2.1. Statistical analysis
A p value of less than 0.05 was used to determine statistical significance. Data was collected using Google forms, and the results were exported into an Excel spreadsheet. The collected data were revised, coded, tabulated, and entered a PC using Statistical Package for Social Science (SPSS® 25). The mean, standard deviation, and range for parametric numerical data were used; non-numerical data were reported as frequency and percentage. Furthermore, the Student's t-test was used to assess the statistical significance of the difference between the two means. The Mann–Whitney U test was used for non-parametric data. The Chi-squared test and Fisher's exact test were used to examine the relationship between two qualitative variables. Patient survival was presented on a Kaplan–Meier curve and was estimated using the log-rank test.
3. Results
Twenty-two patients were included in the clinical trial: 12 in Group A and 10 in Group B. The mean age was 46.4 in group A and 45.33 in group B. Duration of follow-up ranged between 6 and 12 months in both groups, with a mean duration of 6.8 months in group A and 7.3 months in group B.

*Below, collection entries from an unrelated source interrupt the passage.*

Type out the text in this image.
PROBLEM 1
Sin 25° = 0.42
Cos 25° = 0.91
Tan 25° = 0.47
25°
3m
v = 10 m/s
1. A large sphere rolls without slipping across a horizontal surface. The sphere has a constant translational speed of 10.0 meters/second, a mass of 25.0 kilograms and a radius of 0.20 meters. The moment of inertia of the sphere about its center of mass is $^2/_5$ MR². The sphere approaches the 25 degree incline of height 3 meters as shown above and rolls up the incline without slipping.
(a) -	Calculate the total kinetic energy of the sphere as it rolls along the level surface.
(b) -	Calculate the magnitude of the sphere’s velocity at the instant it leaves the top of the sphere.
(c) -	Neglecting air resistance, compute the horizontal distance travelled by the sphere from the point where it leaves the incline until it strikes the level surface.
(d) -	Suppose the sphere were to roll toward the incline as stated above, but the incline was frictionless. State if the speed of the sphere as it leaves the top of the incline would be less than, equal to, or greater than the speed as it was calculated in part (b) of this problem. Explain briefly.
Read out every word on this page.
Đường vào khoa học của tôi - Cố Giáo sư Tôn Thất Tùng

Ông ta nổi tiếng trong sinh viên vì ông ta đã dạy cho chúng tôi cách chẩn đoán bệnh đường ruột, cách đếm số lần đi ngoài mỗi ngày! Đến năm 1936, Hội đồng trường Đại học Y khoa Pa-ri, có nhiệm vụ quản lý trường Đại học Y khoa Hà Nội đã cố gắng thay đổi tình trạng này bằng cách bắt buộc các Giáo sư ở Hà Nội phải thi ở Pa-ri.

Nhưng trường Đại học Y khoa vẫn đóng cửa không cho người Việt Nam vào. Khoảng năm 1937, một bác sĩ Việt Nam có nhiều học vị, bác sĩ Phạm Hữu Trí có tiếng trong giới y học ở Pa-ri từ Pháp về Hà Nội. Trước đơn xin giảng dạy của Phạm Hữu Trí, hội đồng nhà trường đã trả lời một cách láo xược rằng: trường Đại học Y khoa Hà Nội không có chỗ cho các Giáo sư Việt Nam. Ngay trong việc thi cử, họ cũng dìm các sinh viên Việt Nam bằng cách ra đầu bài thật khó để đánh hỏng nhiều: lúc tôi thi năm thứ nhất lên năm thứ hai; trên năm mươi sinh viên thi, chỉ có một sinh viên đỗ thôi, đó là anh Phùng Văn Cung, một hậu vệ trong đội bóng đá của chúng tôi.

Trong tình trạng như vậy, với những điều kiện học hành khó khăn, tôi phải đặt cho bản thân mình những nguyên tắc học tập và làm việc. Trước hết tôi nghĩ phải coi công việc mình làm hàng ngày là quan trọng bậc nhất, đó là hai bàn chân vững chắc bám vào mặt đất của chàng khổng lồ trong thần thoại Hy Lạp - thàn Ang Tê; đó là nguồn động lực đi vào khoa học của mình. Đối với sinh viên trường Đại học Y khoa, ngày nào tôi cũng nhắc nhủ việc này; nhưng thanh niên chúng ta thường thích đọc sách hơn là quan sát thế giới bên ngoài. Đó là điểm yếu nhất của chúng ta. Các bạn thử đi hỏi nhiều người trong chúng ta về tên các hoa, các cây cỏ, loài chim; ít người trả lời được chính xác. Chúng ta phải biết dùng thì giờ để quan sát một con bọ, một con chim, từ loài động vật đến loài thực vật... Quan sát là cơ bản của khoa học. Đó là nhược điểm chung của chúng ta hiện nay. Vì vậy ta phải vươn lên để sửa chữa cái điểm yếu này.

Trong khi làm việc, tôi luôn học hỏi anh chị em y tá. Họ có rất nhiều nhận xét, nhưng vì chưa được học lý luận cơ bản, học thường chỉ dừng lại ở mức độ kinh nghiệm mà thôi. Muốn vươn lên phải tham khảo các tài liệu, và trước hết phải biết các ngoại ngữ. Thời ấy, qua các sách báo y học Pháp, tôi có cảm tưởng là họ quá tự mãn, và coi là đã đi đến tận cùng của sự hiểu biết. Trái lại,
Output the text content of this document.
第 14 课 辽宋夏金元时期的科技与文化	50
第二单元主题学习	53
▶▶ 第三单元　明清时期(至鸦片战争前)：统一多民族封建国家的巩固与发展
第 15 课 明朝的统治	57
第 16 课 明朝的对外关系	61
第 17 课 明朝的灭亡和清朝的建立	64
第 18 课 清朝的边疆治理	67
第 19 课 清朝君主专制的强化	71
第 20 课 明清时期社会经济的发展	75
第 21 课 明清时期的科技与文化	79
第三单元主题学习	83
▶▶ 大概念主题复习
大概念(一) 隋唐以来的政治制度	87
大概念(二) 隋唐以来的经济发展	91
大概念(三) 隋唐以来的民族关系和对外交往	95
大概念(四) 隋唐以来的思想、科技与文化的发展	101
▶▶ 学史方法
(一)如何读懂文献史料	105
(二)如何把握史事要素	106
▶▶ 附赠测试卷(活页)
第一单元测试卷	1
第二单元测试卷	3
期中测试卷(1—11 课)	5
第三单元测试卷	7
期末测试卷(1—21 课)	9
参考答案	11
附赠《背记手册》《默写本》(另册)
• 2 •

Patients were 16 males & 6 females, all patients were presented with single lesion except for one patient was presented with 2 masses in the anterior and posterior compartments of thigh. Thigh tumors were about 55 % of all tumors (11 patients in both groups). Regarding type of the tumour, 11 patients had liposarcoma (50%), 5 patients had myxoid undifferentiated sarcoma (22.7%), 4 patients had synovial sarcoma (18%), with single case of malignant peripheral nerve sheath tumour and single case of leiomyosarcoma as shown in Table 1.
Table 1.
Characteristics of patients in both study groups.
| Variable | Postoperative radiotherapy (N = 12) | Preoperative radiotherapy (N = 10) | p-Value |
|---|---|---|---|
| Age (years), median (IQR) | 47.0 (36.0–55.0) | 43.5 (37.0–55.0) | 0.974a |
| Sex, n (%) | >0.999b | ||
| Female | 3 (25.0%) | 3 (30.0%) | |
| Male | 9 (75.0%) | 7 (70.0%) | |
| DM, n (%) | 3 (25.0%) | 3 (30.0%) | >0.999b |
| Follow-up time (months) | 6.8(6.0–8.0) | 7.3 (6.0–9.0) | 0.556a |
IQR = interquartile range, n = number.
Mann-Whitney U test.
Fisher's exact test.
10 patients were staged as type IA, 6 patients were stage IB, 4 patients were stage IIA, single patient as type IB and single patient as type III. The mean SUV max for the tumors in group A was 5.9 ± 2.6 and was 3.42 ± 1.51 in group B as shown in Table 2.
Table 2.
Characteristics of the tumor in both study groups.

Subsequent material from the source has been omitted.